The first step in the upgrade process is the AppDefense Appliance upgrade. Starting from the AppDefense Appliance 2.3 release, you can now upgrade AppDefense Appliance using the Fail-Safe upgrade feature. If there is an upgrade failure, the Fail-Safe appliance upgrade feature reverts the appliance version to the previous running version.

Prerequisites

If database disk on the appliance has less space available, then expand the disk space before upgrading. For more details on how to expand disk space, refer to How to Increase the Appliance Database Storage.

Make sure AppDefense Appliance virtual machine has a minimum memory of 24 GB.
Note: Upgrading AppDefense Appliance from can take 15–30 minutes depending on the size of existing database partition. Schedule the AppDefense Appliance upgrade in the maintenance window of the vCenter Server, or when you expect less activity on the vCenter Server user interface.

Procedure

  1. Clean up appliance disk space as follows.
    1. Go to https://appd-dl.vmware.com/repository/cleanup_appliance.sh. The cleanup_appliance.sh script is downloaded.
    2. SSH to AppDefense Appliance using the admin credentials. For example, ssh admin@<Appliance_IP_Address>.
    3. Download and run the following script.
      curl -s https://appd-dl.vmware.com/repository/cleanup_appliance.sh | sudo bash
  2. Log in to the AppDefense Appliance VA GUI at https://<appliance ip address> using the admin credentials or using the vSphere user credentials.
  3. With 2.3 version, you have two ways to upgrade.
  4. Go to the Configuration > Upgrade tab.
  5. Download an upgrade bundle. For details, refer to Download Appliance Upgrade Bundle.
  6. The New Upgrade Available section becomes available with the Upgrade Now option.

    Note: The timeout for AppDefense Appliance is 30 minutes. If you get a Session Expired message, log in to the AppDefense Appliance again with the same admin credentials.
  7. Click Upgrade Now. The Upgrade is in progress message appears. Appliance reboots automatically. AppDefense Appliance remains unreachable during this time. Ignore any errors from Appliance UI during this time.
    When the upgrade is in-progress, AppDefense Appliance restarts all the services.
    Important:
    Appliance is upgraded as per the available upgrade bundle.

    Note: When Fail-Safe upgrade is supported, upgrade failure reverts the appliance version to the previous running version.

    If previously failed and rolled back, resolve the problem and re initiate upgrade as normal upgrade. For more details, refer to the Troubleshooting section. You can contact the VMware support team at https://www.vmware.com/support/contacts.html with the error message displayed in the Error in last Appliance upgrade task section.

  8. After the upgrade is complete, log in to AppDefense Appliance again. You can verify the Appliance version on the Appliance Dashboard page.

Results

The Current Bundle Information section appears at the bottom of the AppDefense Appliance Upgrade page and displays the version details.
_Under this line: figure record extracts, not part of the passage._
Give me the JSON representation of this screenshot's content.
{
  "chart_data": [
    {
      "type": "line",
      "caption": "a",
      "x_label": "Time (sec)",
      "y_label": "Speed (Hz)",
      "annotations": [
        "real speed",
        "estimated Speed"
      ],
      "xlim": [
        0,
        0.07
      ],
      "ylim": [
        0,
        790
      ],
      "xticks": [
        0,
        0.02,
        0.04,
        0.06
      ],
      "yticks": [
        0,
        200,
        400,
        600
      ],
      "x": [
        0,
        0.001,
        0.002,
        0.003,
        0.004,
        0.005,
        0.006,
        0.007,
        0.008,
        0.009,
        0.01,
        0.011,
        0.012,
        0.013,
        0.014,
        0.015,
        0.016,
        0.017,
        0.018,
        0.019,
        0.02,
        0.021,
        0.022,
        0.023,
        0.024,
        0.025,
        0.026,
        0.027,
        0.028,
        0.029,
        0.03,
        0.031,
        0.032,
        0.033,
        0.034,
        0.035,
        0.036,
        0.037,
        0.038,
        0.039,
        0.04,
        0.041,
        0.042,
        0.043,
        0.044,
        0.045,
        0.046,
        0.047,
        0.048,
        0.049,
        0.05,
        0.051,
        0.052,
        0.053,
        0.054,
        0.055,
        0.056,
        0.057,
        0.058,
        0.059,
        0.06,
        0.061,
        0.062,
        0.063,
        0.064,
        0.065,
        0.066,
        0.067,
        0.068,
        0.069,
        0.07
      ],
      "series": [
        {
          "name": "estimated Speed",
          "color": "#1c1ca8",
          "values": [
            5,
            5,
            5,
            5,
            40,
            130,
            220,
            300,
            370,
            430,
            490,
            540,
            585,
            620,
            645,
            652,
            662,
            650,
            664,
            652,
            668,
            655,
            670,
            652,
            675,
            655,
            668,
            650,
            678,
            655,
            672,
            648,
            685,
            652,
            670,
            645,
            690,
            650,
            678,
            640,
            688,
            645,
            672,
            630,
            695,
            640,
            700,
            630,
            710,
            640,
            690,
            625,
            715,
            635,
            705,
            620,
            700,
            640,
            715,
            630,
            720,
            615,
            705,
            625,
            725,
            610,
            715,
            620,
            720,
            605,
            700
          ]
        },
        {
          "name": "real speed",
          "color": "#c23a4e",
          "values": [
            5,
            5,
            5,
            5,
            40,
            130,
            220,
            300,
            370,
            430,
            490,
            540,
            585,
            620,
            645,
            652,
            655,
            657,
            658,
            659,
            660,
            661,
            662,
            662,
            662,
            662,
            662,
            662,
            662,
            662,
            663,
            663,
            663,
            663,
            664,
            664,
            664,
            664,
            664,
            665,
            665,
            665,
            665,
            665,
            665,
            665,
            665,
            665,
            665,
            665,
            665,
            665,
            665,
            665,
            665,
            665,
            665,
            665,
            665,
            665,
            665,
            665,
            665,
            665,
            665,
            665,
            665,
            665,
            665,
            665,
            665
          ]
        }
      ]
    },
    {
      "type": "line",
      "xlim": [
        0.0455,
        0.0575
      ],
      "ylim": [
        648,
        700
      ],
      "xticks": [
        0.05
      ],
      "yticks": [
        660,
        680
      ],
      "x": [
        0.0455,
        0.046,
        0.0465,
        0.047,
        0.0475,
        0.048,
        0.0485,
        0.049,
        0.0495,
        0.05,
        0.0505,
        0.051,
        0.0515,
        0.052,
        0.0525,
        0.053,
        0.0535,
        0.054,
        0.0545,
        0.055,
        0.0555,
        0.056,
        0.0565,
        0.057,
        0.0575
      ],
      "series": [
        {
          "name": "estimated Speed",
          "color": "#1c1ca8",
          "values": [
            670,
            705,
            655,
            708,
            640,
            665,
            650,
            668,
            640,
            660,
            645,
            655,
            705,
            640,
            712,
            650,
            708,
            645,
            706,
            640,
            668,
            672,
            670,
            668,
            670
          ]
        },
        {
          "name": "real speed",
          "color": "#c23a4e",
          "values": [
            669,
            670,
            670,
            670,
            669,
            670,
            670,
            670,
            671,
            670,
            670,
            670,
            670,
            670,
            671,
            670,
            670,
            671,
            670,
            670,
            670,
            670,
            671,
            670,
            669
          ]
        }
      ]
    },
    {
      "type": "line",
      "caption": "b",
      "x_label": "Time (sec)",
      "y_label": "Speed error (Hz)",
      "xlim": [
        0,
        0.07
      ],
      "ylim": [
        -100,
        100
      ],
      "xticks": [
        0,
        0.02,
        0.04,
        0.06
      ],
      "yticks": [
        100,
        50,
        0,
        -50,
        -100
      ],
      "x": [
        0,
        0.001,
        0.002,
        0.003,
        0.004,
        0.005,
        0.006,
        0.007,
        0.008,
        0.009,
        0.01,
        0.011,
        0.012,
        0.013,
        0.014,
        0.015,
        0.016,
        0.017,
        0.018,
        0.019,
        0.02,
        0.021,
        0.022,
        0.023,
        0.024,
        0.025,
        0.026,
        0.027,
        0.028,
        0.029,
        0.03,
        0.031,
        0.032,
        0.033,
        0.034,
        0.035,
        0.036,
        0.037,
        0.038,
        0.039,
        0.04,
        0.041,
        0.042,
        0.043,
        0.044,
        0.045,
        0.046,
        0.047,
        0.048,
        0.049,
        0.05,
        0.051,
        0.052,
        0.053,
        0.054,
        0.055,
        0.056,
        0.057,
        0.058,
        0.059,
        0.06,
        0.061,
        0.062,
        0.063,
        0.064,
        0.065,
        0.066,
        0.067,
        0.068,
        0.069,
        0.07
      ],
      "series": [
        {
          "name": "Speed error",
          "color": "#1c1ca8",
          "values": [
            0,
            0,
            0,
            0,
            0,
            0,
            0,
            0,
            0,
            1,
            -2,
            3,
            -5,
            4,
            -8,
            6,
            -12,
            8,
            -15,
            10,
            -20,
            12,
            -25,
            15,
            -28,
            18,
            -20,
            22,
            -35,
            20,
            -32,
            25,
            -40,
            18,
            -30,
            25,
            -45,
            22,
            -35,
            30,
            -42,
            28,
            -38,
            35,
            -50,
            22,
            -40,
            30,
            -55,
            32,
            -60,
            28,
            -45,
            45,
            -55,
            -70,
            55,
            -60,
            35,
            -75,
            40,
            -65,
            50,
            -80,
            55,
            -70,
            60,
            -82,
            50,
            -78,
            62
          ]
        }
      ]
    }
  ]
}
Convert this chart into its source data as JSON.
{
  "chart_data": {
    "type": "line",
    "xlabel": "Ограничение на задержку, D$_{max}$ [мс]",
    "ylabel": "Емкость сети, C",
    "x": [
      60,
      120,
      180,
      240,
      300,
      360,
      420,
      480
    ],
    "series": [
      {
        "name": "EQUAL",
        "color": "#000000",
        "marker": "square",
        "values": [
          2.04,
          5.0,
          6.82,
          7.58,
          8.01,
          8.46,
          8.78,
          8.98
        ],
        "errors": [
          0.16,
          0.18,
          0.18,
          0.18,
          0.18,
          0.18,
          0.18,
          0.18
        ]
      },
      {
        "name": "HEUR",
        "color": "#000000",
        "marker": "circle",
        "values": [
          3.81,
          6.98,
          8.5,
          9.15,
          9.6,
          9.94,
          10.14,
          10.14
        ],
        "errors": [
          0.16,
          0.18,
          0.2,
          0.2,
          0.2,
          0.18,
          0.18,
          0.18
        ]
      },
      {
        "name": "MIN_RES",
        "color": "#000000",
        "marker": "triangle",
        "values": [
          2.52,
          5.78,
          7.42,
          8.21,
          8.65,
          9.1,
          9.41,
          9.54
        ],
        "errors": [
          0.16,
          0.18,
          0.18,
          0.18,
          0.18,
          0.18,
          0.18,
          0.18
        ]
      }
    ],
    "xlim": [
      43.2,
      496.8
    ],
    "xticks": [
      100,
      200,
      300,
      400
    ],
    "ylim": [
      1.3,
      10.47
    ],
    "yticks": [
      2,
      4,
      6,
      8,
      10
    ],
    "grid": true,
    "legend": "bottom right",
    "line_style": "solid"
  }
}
For the upgraded appliance version, the corresponding versions that are available for the host module and guest module are displayed.

What to do next

Upgrade AppDefense Host Module and then AppDefense Guest Module.

If you have enabled AppDefense Service (SaaS), verify upgrade as follows.

  1. Log in to AppDefense Manager.
  2. Click the settings () icon, and then click Appliances. Make sure that the appliance status is Active, and the Version column displays the upgraded version. For example, 2.3.0.0-<build number>.
  3. Go to Inventory > Hosts tab. Verify the status of the hosts. If the status is not active, click the required host, and then click Config Sync. This action sync up the hosts with the new appliance configuration. This action is mostly applicable to the host module that is not upgraded to the latest version. After the sync is complete, the status of the host must be Active.
  4. Go to Inventory > VMs tab. After the host status becomes Active, verify that the Guest Module status is also Active.